Et si vous vous contentiez de balayer devant votre porte ? Comment se porte la corruption dans votre pays occicon ? J’imagine que vous ignorez que dans les dernières années, plusieurs mesures ont été prises pour combattre plus efficacement la corruption et que des dizaines d’arrestations et de condamnations ont eu lieu ?

« M. Chavez n’avait-il pas promis d’en finir avec ce fléau ? » — Bruno Marmier

Sources ? Et je vous ferai remarquer qu’Hugo Chávez est décédé en mars 2013 et que depuis, depuis 2015 en fait, les opposants de droite et d’extrême droite sont majoritaires à l’Assemblée nationale et à part crier à la dictature dans les médias, à part quémander l’imposition de sanctions et de blocus contre leur propre pays et même une intervention militaire dans les cas les plus extrêmes, qu’ont-ils fait de CONCRET pour réellement aidé le Venezuela à sortir de la crise dont la population fait face courageusement ? (Pourquoi ai-je toujours l’impression de me répéter, de me répéter, de me répéter et de me re-répéter ?)

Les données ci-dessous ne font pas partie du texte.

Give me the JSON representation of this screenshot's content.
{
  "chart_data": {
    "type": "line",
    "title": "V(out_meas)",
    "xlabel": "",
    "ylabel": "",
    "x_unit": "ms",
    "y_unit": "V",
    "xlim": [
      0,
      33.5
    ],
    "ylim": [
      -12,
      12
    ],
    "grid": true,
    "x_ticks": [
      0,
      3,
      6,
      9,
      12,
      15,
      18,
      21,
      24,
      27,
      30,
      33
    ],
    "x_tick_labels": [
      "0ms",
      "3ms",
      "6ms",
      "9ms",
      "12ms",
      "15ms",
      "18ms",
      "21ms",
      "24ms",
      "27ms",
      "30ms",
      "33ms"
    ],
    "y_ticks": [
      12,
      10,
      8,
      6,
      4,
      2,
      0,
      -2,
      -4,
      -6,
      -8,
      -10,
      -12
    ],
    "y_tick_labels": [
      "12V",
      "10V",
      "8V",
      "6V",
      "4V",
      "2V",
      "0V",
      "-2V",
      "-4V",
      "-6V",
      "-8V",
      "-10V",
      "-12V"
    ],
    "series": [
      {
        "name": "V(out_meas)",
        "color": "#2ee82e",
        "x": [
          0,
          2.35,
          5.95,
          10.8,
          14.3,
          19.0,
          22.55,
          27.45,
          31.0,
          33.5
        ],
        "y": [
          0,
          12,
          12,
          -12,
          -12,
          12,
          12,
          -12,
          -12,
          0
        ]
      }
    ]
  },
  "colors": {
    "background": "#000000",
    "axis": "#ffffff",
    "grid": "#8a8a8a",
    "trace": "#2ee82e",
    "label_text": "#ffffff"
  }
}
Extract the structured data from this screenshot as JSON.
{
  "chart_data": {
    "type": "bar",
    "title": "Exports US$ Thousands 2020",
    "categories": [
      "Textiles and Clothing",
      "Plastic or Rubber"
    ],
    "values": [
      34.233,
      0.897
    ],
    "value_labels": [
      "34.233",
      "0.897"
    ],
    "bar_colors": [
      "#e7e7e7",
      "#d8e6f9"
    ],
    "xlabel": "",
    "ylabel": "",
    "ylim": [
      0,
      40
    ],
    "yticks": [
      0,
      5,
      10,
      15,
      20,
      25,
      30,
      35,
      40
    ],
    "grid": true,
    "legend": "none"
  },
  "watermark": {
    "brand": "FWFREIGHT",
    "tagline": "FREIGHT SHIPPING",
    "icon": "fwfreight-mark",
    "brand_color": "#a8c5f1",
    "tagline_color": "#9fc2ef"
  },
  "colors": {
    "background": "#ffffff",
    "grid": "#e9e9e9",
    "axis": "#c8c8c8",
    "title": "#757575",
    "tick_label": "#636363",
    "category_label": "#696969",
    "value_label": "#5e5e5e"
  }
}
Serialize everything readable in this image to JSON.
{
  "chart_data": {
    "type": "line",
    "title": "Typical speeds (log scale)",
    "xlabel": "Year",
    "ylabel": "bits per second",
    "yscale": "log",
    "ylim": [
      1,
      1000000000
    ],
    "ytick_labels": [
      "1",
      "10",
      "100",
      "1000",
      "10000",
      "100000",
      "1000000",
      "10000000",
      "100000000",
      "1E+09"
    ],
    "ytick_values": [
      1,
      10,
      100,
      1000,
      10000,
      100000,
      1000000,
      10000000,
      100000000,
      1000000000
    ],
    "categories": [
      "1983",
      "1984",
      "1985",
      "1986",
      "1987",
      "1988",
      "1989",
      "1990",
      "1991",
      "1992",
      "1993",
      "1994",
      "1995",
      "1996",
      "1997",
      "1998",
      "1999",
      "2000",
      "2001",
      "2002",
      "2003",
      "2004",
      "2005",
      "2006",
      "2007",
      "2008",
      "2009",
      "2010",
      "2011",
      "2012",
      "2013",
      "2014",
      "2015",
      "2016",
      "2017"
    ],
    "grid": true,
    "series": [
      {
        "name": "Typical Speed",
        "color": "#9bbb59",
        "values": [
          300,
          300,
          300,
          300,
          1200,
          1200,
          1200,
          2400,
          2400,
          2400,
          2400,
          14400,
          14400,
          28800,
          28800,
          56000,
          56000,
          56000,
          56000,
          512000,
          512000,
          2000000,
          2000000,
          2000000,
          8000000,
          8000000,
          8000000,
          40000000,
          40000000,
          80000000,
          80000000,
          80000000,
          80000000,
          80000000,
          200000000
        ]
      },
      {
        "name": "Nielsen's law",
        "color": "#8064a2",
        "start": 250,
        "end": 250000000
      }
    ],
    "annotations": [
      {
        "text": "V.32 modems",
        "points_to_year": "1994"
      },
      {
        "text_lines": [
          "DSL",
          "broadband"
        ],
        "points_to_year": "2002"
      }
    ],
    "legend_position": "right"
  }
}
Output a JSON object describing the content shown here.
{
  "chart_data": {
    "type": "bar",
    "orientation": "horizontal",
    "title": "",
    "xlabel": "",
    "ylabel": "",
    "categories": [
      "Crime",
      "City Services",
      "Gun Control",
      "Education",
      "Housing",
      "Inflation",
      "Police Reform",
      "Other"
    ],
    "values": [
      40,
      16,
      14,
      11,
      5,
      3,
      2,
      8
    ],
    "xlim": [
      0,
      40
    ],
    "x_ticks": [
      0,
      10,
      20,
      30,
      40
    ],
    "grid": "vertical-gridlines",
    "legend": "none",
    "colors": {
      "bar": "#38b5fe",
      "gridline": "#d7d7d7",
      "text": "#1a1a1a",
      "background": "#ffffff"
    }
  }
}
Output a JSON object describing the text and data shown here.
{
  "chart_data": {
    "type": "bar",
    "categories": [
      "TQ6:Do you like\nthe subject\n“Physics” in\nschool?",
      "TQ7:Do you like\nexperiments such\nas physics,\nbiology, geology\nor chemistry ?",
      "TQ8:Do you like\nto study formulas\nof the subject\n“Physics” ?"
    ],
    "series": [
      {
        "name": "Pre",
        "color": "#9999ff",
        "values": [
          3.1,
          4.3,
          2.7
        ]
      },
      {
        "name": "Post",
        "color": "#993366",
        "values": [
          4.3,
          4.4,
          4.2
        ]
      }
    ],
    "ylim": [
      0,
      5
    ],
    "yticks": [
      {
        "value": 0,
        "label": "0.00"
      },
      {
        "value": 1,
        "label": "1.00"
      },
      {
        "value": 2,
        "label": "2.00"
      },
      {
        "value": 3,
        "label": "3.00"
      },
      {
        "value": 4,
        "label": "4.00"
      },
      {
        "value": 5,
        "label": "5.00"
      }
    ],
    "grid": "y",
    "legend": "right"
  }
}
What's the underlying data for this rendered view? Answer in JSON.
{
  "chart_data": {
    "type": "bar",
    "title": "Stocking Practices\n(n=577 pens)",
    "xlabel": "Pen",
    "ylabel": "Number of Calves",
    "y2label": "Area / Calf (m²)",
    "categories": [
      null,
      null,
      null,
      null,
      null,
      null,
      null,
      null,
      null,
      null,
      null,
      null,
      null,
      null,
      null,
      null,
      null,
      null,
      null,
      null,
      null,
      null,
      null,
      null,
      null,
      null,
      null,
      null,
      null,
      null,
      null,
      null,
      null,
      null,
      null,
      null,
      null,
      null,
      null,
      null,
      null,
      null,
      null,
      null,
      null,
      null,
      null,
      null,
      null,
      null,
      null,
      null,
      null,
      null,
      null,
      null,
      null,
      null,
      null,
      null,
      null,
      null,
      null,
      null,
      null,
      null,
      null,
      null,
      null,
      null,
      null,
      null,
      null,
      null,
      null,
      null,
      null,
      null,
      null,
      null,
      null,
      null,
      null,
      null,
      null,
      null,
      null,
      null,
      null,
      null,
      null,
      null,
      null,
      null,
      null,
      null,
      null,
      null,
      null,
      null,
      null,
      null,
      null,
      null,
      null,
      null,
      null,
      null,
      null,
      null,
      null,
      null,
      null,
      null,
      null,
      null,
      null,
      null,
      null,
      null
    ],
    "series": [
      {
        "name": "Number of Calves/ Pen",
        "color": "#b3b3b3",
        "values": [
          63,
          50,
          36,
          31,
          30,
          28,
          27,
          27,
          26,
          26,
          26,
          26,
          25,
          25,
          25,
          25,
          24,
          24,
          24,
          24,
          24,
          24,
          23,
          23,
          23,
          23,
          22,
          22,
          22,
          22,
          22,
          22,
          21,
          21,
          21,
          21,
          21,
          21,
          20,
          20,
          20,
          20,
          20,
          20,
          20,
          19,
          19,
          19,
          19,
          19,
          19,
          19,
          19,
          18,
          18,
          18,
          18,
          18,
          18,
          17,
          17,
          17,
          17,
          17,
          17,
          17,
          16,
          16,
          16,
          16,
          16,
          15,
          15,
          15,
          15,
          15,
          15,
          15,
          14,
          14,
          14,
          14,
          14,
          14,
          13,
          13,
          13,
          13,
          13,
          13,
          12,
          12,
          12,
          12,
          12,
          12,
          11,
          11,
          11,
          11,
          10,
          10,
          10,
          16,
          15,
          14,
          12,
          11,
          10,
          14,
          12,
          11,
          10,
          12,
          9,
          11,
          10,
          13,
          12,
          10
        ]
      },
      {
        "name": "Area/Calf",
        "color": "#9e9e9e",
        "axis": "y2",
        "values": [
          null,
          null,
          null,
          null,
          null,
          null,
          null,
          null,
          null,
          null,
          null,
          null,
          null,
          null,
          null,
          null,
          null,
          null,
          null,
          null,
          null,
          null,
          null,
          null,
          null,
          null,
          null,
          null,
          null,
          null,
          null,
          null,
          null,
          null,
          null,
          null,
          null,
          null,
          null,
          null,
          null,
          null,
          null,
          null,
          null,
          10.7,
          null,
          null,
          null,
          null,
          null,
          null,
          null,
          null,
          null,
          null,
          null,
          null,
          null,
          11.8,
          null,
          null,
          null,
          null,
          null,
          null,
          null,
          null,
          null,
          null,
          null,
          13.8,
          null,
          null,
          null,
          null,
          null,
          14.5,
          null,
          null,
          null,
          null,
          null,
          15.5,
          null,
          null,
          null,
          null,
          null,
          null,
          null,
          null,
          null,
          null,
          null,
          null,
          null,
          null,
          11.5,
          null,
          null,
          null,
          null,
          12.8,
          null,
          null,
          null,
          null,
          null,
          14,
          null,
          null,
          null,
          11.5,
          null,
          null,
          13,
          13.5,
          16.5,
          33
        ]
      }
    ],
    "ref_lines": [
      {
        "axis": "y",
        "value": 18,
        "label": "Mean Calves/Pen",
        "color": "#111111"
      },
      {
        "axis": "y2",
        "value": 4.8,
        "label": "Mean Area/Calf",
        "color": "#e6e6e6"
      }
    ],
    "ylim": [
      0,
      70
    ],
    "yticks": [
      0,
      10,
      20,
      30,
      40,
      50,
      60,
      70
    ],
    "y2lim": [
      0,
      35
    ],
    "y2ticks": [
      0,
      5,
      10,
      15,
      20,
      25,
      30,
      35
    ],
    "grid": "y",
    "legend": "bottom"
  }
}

« Où sont passés les milliards de revenus issus de la manne pétrolière ? » — Bruno Marmier

Contrer la pauvreté et la pauvreté extrême ?
Diminuer la mortalité infantile et augmenter l’espérance de vie ?
Augmenter le nombre de médecin par tête de pipe ?
Construire des hôpitaux, cliniques en tout genre et entretenir le réseau existant ?
Construire des routes et entretenir le réseau routier existant ?
Étendre le réseau électrique et entretenir le réseau existant ?
Éradiquer l’analphabétisme ?
Financer la création de médias communautaires de proximité (journaux, radios et télés) ?
Construire des écoles et universités et augmenter le niveau de scolarité de la population ?
Construire des millions et des millions de logements sociaux ?
Et des centaines et centaines d’autres services à la population ?
Rembourser la dette (73 milliards 359 millions de dollars remboursés ces quatre dernières années) ?
Réparer les pots cassés qui se chiffre en milliards à chaque tentative de coup d’état et/ou chaque fois que les gourous de droite et l’extrême droite refusent les résultats électoraux et incitent leurs adeptes à descendre dans la rue pour mettre le pays à feu et à sang (réseau électrique vandalisé, cliniques médicales et autres édifices gouvernementaux saccagés et incendiés, etc.) ?

23/08/2018 22:15 par Assimbonanga

Voici un reportage diffusé hier sur France 2 au JT de 20h. Bon courage ! Ça coupe un peu les pattes. Durée 1,30 minute. Titre : VENEZUELA, UN EXODE MASSIF : https://www.francetvinfo.fr/monde/europe/migrants/venezuela-un-exode-massif_2906843.html
Et merci aux auteurs du GS s’ils veulent bien apporter leur avis sur ce reportage.